Everyone in boxing agrees it's imperative for the heavyweight division to shake off its lingering malaise marked by multiple belt-holders and move toward a unified title.
Everyone, it seems, but a man who currently holds one splinter of that fractured heavyweight championship.
You won't hear Lamon Brewster, who puts his WBO heavyweight title on the line Saturday night against Andrew Golota in Chicago, demanding a unified championship anytime soon.
Perhaps resigned to the reality of boxing's arcane politics, perhaps just looking for a silver lining in the dark cloud of his sport's signature weight class, Brewster chooses to see the heavyweight division as a sort of equal-opportunity employer.
"I've got my own theories about that," Brewster said at a recent workout at Barry's Boxing Center in Las Vegas. "I think that what happens, when you start to unify titles and move in that direction, I think you lose some boxing fans.
"Some fans want a Hispanic champion, some people want a white champion ... and if you have only one champion, you're probably going to lose some fans. Maybe you lose the Hispanics, maybe you lose whites, maybe you lose blacks."
Hey, the more champions there are, the more freedom of choice for boxing fans in picking their favorite.
Call him the undisputed champion of looking on the bright side.
Yet even Brewster, with his unique point of view, acknowledges the historical value of having a "linear" champion -- informally defined as the man who beat the man who beat the man, and so on.
"There are pros and cons ... but for the sport of boxing you need one (recognized linear) champion," Brewster said. "Lennox (Lewis) did it, Mike (Tyson) did it, back to (Muhammad) Ali, and all the way back before that."
A victory Saturday against Golota, who's a minus 250 favorite, would keep Brewster squarely in the mix to emerge as the world's leading heavyweight.
"I definitely believe I can do that, with all my heart," Brewster (31-2, 27 knockouts) said. "But from being in camp and having the obstacle of Andrew Golota in front of me, the only thing I ever think about is him. So, you know, I can't get my mind past this fight. If I don't beat him there won't be any unification fight for me."
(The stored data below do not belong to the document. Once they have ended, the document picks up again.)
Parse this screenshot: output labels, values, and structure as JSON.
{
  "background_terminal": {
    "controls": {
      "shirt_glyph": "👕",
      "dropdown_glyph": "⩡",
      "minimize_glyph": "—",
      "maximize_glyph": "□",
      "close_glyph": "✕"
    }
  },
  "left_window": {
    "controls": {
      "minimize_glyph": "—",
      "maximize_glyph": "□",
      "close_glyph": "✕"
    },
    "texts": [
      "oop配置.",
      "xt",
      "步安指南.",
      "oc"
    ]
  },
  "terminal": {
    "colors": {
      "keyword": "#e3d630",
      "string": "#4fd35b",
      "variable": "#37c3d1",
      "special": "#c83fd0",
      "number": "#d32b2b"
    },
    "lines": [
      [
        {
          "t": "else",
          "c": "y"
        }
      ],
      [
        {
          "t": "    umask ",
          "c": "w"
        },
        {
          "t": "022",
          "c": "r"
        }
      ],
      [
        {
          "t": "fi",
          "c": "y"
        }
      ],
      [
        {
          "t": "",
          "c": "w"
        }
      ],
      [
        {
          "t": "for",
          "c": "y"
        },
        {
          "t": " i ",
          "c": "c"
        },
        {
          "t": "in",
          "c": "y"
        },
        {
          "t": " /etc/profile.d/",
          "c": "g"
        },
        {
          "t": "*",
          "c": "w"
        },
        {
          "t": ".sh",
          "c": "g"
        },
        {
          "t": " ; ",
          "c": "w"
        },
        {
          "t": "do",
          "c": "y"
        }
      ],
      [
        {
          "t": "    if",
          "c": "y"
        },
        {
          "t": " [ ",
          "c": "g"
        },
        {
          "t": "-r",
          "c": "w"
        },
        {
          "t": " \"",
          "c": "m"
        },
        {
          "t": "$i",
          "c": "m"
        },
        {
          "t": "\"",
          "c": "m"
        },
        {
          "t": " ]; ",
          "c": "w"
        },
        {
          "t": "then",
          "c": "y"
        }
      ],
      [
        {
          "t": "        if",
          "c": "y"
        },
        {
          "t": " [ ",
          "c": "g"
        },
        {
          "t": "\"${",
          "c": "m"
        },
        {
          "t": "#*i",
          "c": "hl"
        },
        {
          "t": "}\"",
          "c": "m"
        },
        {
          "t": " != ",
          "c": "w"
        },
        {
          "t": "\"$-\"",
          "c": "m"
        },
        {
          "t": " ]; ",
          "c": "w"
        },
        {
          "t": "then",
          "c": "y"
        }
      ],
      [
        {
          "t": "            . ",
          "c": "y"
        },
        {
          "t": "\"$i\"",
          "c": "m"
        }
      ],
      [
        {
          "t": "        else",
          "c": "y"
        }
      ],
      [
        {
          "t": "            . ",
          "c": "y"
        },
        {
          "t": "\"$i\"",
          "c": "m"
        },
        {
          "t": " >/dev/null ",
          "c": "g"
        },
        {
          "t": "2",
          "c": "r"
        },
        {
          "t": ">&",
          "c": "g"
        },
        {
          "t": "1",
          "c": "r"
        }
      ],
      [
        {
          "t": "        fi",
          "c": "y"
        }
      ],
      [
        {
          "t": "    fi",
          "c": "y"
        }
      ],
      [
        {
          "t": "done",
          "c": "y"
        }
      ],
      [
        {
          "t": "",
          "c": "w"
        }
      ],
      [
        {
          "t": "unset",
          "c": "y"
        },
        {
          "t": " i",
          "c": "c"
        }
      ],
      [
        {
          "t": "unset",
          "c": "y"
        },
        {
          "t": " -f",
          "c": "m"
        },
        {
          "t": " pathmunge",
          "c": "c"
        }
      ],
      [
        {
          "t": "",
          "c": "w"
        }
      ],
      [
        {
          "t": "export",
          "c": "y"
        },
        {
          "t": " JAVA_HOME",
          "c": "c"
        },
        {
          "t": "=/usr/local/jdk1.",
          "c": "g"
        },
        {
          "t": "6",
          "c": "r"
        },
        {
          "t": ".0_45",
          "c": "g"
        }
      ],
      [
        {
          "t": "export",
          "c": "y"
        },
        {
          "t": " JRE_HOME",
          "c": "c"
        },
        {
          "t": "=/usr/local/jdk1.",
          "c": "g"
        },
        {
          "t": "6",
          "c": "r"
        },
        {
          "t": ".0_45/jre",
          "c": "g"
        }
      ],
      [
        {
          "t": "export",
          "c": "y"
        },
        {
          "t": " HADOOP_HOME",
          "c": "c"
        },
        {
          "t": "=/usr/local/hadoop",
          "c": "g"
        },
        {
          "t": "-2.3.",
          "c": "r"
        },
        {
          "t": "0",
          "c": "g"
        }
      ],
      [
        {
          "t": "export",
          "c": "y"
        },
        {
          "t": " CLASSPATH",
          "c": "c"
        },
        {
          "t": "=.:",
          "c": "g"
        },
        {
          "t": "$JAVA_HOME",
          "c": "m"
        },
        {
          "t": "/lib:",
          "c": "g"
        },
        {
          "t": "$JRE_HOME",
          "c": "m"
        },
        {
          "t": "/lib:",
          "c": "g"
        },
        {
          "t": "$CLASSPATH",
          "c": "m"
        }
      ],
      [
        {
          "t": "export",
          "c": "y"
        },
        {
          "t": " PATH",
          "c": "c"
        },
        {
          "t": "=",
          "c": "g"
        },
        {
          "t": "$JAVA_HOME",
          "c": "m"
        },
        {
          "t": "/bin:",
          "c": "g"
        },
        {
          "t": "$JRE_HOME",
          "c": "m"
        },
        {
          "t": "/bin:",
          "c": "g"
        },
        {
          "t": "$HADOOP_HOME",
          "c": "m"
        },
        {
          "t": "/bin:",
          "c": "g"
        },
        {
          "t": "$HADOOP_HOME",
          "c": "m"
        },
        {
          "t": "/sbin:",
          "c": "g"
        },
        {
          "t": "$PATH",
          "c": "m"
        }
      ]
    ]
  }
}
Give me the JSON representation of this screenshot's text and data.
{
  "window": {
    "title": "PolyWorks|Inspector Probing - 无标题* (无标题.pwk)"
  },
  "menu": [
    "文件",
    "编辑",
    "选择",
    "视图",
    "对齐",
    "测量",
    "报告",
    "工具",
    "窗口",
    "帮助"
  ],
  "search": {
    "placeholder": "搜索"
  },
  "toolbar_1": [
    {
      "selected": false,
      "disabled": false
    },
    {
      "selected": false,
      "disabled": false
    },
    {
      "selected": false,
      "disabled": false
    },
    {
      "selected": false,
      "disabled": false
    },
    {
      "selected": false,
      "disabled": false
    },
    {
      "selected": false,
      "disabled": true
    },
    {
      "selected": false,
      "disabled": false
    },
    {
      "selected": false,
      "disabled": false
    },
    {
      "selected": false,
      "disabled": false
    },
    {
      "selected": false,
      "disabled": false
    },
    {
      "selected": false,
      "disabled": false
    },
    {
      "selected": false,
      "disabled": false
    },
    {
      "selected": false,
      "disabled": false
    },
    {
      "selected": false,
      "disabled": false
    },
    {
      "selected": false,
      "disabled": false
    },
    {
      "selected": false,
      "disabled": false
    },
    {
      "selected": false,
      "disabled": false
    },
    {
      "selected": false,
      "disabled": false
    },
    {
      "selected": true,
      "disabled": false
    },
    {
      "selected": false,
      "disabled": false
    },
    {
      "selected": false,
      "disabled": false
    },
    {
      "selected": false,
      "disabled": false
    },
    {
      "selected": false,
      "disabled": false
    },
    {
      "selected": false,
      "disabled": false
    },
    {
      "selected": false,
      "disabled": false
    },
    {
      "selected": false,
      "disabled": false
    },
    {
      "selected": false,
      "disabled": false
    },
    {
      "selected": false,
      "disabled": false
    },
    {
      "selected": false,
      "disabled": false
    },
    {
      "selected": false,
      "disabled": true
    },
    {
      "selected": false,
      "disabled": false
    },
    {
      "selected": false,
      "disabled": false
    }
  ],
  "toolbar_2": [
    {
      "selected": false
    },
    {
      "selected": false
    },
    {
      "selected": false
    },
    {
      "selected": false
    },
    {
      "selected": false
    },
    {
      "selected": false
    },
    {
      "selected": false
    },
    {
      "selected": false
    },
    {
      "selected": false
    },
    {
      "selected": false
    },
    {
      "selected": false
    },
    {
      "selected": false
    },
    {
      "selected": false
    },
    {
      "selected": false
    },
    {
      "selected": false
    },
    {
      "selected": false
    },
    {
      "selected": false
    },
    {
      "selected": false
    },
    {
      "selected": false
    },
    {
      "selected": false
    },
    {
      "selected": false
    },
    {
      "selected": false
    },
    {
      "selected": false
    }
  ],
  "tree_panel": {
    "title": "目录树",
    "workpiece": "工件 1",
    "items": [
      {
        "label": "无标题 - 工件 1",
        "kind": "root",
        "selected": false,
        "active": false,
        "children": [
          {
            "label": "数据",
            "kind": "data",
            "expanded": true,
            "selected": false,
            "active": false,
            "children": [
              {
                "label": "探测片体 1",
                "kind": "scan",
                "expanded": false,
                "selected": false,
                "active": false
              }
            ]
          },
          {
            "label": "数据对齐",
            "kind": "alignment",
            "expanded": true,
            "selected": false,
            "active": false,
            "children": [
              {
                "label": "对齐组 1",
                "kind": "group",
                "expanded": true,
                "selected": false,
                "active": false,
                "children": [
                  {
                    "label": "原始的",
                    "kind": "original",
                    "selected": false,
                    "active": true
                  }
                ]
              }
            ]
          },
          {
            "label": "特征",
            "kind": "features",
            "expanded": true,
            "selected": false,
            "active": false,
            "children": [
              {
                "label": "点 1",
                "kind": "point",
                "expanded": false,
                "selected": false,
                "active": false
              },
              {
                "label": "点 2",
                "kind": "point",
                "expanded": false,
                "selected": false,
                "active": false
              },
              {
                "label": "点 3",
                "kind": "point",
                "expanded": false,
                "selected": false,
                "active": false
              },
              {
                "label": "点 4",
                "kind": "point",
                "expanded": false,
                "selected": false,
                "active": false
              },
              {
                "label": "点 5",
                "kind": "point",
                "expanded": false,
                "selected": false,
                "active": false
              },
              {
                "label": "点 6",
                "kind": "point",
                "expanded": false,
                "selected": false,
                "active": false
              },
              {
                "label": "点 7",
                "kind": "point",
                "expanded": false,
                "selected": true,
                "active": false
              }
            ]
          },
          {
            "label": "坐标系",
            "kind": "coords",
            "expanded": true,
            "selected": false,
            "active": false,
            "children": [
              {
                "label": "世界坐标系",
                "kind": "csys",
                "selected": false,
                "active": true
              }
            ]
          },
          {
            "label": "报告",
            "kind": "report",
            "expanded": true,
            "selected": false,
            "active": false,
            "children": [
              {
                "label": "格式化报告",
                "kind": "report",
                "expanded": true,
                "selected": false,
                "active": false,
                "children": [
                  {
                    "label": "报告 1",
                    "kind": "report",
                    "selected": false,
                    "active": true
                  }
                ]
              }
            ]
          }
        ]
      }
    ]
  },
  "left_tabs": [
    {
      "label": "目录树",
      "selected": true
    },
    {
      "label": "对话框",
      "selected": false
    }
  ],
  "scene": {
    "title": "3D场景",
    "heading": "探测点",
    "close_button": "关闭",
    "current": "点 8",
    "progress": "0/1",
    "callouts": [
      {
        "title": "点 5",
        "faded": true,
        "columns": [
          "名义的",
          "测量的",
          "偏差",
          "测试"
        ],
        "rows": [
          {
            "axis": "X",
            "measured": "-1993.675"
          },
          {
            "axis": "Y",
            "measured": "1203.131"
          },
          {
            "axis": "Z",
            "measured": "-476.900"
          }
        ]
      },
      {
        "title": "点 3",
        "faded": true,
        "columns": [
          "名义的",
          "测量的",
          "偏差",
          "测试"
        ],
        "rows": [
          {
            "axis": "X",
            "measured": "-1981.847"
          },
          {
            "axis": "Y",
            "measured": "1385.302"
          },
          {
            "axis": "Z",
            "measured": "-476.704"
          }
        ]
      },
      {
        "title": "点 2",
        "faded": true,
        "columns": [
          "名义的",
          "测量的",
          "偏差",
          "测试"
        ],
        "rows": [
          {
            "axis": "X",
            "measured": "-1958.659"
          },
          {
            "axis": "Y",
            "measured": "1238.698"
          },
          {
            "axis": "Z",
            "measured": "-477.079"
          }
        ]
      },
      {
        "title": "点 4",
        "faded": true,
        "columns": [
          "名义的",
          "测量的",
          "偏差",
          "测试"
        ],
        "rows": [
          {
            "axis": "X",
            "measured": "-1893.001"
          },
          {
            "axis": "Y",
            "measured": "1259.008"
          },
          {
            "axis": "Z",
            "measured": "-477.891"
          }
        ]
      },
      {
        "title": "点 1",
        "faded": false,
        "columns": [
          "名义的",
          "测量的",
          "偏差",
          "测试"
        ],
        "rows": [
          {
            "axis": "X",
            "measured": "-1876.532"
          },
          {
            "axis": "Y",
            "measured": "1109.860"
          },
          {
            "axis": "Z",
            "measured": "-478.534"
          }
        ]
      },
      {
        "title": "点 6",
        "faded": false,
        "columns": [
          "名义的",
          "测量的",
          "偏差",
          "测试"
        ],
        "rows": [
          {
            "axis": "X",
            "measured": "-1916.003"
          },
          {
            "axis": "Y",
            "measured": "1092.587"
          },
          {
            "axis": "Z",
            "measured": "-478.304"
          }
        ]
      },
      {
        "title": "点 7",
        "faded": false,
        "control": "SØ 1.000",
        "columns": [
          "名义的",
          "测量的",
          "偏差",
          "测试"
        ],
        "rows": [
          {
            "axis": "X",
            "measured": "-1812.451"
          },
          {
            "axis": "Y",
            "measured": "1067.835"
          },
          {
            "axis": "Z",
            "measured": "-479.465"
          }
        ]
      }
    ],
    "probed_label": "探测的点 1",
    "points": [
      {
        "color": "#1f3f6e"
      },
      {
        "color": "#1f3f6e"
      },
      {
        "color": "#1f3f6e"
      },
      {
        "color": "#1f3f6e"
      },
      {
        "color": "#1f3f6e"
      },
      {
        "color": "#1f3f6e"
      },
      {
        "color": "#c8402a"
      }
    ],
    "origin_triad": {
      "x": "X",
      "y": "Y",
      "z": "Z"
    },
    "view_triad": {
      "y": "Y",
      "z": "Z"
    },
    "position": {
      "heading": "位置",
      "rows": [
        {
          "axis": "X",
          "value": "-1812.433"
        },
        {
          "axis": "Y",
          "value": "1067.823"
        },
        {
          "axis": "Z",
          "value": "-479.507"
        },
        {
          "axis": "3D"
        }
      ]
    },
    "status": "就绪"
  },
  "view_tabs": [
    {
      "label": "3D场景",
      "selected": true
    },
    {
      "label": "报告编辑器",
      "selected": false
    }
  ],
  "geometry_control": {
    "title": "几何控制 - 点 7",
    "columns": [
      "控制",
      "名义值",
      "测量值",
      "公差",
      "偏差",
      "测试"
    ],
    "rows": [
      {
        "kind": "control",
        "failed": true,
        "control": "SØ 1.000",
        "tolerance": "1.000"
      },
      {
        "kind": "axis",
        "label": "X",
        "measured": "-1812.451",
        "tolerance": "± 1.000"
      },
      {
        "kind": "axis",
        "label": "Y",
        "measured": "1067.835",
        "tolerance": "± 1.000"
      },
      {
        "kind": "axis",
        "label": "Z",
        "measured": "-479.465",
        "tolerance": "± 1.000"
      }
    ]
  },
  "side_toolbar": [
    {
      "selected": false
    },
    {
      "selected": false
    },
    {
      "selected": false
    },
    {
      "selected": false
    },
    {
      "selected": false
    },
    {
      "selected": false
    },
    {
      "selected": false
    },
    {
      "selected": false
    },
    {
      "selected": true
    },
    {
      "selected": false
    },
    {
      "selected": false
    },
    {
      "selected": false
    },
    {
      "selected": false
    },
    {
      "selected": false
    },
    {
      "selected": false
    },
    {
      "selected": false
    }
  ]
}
Brewster, 31, won the WBO belt when he stopped Wladimir Klitschko as a big underdog last April, then successfully defended it with a split-decision victory against his good friend Kali Meehan in September. Both fights were at Mandalay Bay.
Brewster said he was not at the top of his game in either fight, as he was still recovering from the death of his longtime trainer Bill Slayton in late 2003.
For the Golota fight, he prepared with trainer Jesse Reid in Las Vegas in order to get away from the trappings of his home in Los Angeles and create a more rugged atmosphere, Brewster said.
"Whenever you take on a different trainer you haven't spent years with, there's always a different outlook," Brewster, an Indianapolis native, said. "You have to put your experience together with his experience, your thoughts with his thoughts, and it's just an adjustment.
"The reality is I had to start digging deep. ... (Reid) has a lot of experience at this level and he's bringing out best in me."
At age 37, Golota, a Warsaw native known as the "Foul Pole" for his history of using dirty tactics, knows time is running out in his quest for a heavyweight championship.
"This is my last chance to win a world title," Golota (38-5-1, 31 KOs) said. "I want this fight very bad my whole life."
Brewster said he'd take no special pleasure in sending Golota into a likely retirement if he beats him.
"It doesn't mean anything to me at all," Brewster said. "It's kill or be killed. I have three beautiful children, I have a beautiful wife. It's a fight for survival, to give them a good life. It doesn't bother me whether he retires or not. My responsibility is to myself and my family."
The World Boxing Council has announced it will form a committee to review the May 7 lightweight title fight between Diego Corrales and Jose Luis Castillo in Las Vegas, which Corrales won by technical knockout.
In a prepared statement, the WBC said it was responding to protests from Mexican and Latin American media members that Corrales was allowed too much time to recover from two 10th-round knockdowns.
Not to be outdone, Corrales' promoter Gary Shaw announced he would form a committee of his own to monitor the WBC's committee.
There was no immediate word on whether the WBC plans to form a committee to review Shaw's committee that will be monitoring its original committee.